The time limit was of 1sec.
Testcases(T): 5e4,
N: 1e5,
X:1e3
Does O(T * N * X): O(5e12) fit into 1 sec time limit? How to determine complexity given the time limit, when we perform the basic operations?

Other blogs ignores the number testcases such as,

iceknight1093 · January 11, 2024, 12:59pm

There’s also the constraint

The sum of N over all test cases won’t exceed 10^5

It’s \mathcal{O}(N\cdot X) for a single testcase, so across all testcases the complexity is bounded above by \mathcal{O}(sum(N) \cdot X) (not just T\cdot N\cdot X).
This is 10^5\cdot 10^3 = 10^8 which is perfectly fine for one second.

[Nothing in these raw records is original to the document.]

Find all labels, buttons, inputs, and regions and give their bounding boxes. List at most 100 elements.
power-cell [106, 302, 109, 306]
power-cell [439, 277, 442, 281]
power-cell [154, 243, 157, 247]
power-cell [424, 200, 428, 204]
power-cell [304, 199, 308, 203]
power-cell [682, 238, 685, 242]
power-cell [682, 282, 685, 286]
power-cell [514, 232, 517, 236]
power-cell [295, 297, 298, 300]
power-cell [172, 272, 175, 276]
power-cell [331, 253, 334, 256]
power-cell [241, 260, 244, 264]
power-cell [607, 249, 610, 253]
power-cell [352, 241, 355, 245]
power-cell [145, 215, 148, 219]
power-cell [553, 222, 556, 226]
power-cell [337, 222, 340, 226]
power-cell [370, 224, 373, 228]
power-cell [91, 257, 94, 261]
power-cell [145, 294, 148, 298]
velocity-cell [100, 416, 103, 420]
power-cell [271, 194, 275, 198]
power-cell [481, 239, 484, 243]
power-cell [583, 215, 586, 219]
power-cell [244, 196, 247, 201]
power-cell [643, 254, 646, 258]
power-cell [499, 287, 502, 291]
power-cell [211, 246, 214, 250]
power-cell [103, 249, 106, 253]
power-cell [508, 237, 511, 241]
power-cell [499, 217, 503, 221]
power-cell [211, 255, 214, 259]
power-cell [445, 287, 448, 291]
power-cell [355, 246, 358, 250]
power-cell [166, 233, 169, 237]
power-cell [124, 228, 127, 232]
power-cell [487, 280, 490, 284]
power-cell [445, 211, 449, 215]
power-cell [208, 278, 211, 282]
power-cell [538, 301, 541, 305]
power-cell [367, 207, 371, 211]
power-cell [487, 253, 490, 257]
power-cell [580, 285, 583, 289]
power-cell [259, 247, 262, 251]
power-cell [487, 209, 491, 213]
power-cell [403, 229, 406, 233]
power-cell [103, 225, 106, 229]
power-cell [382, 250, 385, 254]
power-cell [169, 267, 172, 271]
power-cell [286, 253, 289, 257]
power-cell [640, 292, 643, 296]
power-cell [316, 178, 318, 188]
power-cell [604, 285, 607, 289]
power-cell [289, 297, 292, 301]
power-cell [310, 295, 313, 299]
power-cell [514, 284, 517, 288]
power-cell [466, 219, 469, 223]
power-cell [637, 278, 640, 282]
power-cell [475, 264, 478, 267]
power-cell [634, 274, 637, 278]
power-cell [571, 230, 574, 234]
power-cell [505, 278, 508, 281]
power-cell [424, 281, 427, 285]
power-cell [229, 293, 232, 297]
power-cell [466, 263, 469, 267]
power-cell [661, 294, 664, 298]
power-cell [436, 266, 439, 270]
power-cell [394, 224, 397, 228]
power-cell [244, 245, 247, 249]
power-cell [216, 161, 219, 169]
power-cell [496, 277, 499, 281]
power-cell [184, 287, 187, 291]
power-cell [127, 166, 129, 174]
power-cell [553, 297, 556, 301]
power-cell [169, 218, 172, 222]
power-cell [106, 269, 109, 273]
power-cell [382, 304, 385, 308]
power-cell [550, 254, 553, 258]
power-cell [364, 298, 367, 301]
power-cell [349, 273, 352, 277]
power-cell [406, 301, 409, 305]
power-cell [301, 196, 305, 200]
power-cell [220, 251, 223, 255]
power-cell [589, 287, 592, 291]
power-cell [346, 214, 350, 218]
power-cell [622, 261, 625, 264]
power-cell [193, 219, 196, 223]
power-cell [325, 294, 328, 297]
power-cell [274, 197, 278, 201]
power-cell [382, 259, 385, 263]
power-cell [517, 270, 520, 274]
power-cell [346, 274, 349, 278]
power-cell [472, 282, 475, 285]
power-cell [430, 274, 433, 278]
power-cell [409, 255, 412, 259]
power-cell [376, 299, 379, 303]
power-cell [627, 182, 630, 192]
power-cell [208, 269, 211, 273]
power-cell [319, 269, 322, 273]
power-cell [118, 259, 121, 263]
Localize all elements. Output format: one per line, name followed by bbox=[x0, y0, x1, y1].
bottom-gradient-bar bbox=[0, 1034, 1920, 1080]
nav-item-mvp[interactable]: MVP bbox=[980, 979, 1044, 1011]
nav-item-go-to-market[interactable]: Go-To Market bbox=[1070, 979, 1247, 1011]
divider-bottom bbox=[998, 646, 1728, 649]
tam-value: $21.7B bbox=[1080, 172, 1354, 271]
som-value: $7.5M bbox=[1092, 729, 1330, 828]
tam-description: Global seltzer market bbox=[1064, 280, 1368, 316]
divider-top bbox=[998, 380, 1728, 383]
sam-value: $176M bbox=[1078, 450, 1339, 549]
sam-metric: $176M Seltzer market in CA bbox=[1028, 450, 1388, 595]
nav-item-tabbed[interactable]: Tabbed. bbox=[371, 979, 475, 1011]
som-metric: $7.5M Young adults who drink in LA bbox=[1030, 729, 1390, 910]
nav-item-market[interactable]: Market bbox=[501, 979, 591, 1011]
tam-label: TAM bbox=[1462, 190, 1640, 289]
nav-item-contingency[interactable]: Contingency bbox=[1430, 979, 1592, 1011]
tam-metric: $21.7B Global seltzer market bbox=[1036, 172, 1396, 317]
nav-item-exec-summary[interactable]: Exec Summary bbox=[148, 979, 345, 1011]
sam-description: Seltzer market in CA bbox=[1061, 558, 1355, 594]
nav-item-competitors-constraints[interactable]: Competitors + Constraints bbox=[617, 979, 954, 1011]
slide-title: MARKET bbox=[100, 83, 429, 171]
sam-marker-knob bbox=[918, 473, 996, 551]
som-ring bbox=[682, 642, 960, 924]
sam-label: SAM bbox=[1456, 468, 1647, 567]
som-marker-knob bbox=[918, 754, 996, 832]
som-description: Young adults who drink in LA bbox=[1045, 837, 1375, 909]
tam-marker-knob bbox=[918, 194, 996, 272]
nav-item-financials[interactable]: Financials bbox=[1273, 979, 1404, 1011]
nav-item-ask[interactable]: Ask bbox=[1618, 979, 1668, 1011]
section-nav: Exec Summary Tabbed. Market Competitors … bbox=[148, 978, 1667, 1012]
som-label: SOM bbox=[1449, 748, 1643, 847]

icey58 · January 12, 2024, 5:46pm

I can’t figure out what I’m doing wrong with my implementation for this problem . I’m pretty positive that my logic is correct.
Here’s the code .

#include<cstdio>
#include<vector>
#include<algorithm>
#include<set>
#include<map>
#include<cstring>
#include<cmath>
#include<climits>
#include<iostream>
#include<ctime>
#include<cstdlib>
#include<queue>

#define int long long
#define pb push_back
#define all(a) (a).begin(), (a).end()
#define print(a) for (auto &x : a)cout<<x<<" ";
#define f(i, a, b) for (int i = a; i < b; i++)
#define printv(a,n) f(i,0,n) cout<<a[i]<<" ";

using namespace std;
using vi = vector<int>;
int Bit(int mask, int b) { return (mask >> b) & 1; }

int n, x, z;
vector<int>a;
vector<vector<int>>dp;

bool ok (int i, int sub) {
    if(sub==0) {
        return 1;
    }
    if(dp[i][sub]!=-1) {
        return dp[i][sub];
    }
    if(i>=n) {
        return 0;
    }
    bool pick = 0;
    if(sub>=a[i])
        pick = ok(i+1,sub-a[i]);
    bool np = ok(i+1,sub);

    return dp[i][sub] = pick|np;
}

void solve() {
    cin>>n>>x>>z;

    a = vector<int>(n);
    dp = vector<vector<int>>(n+1,vector<int>(x+1,-1));
    for(int i  = 0;i<n;i++) {
        cin>>a[i];
    }

    if(z%x==0) {
        cout<<z/x<<endl;
    }
    else {
        bool ans = ok(0,x-z%x);
        if(ans==1) {
            cout<<(z+(x-z%x))/x<<endl;
        }
        else {
            cout<<-1<<endl;
        }
    }

    // for(int i = 0;i<n;i++) {
    //     for(int j = 0;j<x;j++) {
    //         cout<<dp[i][j]<<" ";
    //     }
    //     cout<<endl;
    // }
}

signed main() {
    ios_base::sync_with_stdio(false);cin.tie(0);
    int t = 1; 
    cin >> t;
    for(int i = 1;i<=t;i++) {
        solve();
    }
}

harsh20feb · January 16, 2024, 12:31pm

Can someone explain how we can find all subset sums in the said time complexity?